Sunday, 16 November 2014

Film Brief: 'Teenage Mutant Ninja Turtles' (2014)


Apparently not done with the Transformers series, Michael Bay gets behind (this time as a producer) another franchise spawned in the 1980s, this one inspired by comics and "bad television" and Jonathan Liebesman (Battle: Los Angeles, The Texas Chainsaw Massacre: The Beginning) sits in the director's chair (Stephen Sommers or Jon M. Chu of the G.I. Joe series might have been more preferable choices).  Transformers deportee and subsequent quisling Megan Fox leads the cast in the role of TV reporter April O'Neil and plays against a set of motion-captured titular heroes-in-a-half-shell (if they had employed rubber suits and animatronics as the '90s flicks had done, this would perhaps be the closest we'd get to a XXX parody featuring Sasha Grey).  Fox is rubbish for almost the entire film and would be better suited to staying in the likes of the genuinely interesting horror Jennifer's Body (2009) or the really disposable fantasy Western Jonah Hex (2010), both of which would find a place for a stay-up-all-night boy's sleepover party - which is also the best place for this ultimately could-have-been-worse, fairly innocuous fare.  The presumably Bay-sanctioned sexuality is reined in (there is brief voyeurism of Megan Fox's albeit clothed derriere and a product placement for Victoria's Secret - cf. Transformers: Age Of Extinction, 2014) and the PG-13-rated "sci-fi action violence" shows that we are a long way from the days when Turtle violence had been reduced after parental feedback and the fight scenes were all about the choreography.  The villains' masterplan also bears much resemblance to both Avengers Assemble (2012) and The Amazing Spider-Man (2012).

Thursday, 6 November 2014

In Brief: 'Horns' (Film, 2013)


TITLE: 'Horns'
YEAR: 2013
DIRECTOR: Alexandre Aja
SCREEWRITER: Keith Bunin (based on the novel by Joe Hill)

IN BRIEF:
An offbeat dark comedy not dissimilar to Jennifer's Body (2009) and could serve as an extension for pubescent graduates of the Twilight films (the setting is pretty similar) but now with gorier, sexier (well, there is a bit of sex and nudity in it) and swearier.  Harry Potter fans might feel old now that a child actor is required to portray Radcliffe's character in a flashback sequence and the film might just be oxygen to the flames of the more conservative Christians who think the "boy wizard" is of the Devil.
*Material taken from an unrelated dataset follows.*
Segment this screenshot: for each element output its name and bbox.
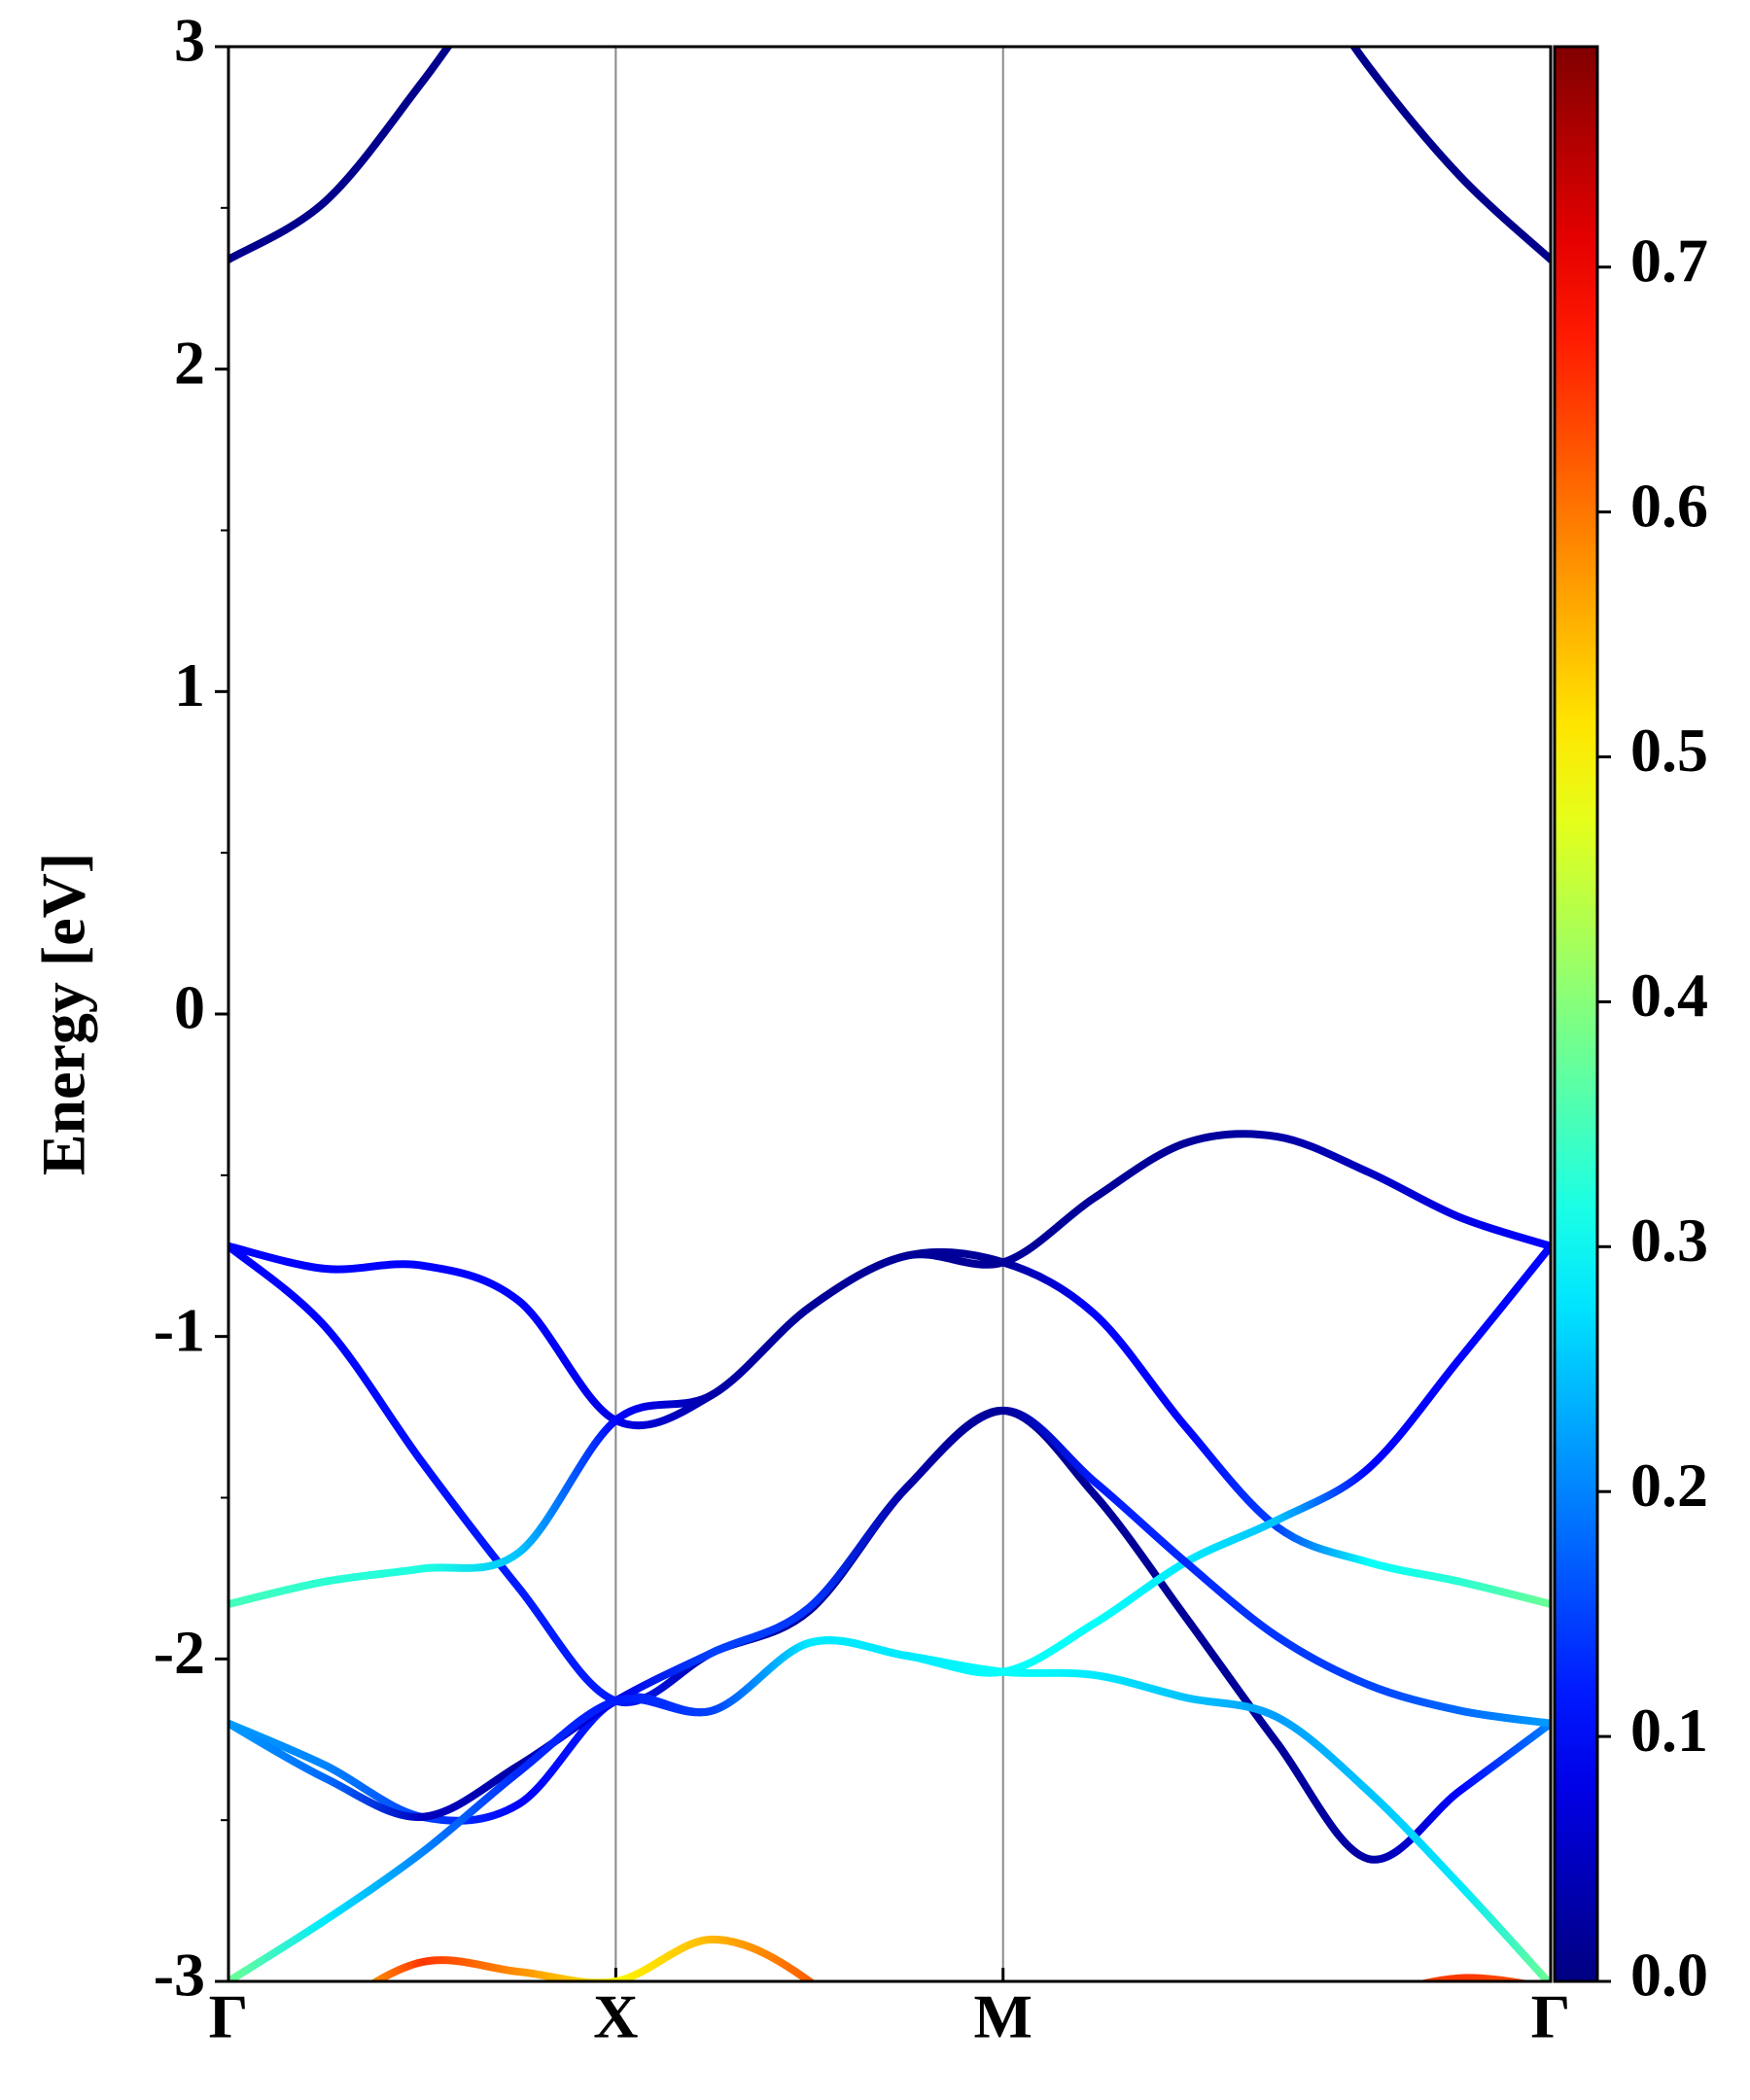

Radcliffe's character is accused of a crime he insists he has not committed but one day wakes up with horns sprouting from his forehead and soon people around him are revealing their inner most thoughts and are easily led by his supernatural power of suggestion (a "Fuck yeah!" moment is a fight accompanied by Marilyn Manson's cover of Depeche Mode's 'Personal Jesus').  As his character progresses in his quest to find out the truth behind the crime, we see flashback sequences that show circumstances that help build up to said crime.

There is an interesting theme about "becoming" the Devil and there is notable use of the colour red in the mise-en-scene.  Besides the depiction of two closeted gay characters that some may find politically problematic, things kind-of fall apart when a bit of Hell and quite a bit CGI breaks loose in a final showdown.  Not perfect, but perhaps serviceable as a DVD horror night rental and one to revisit for further dissection.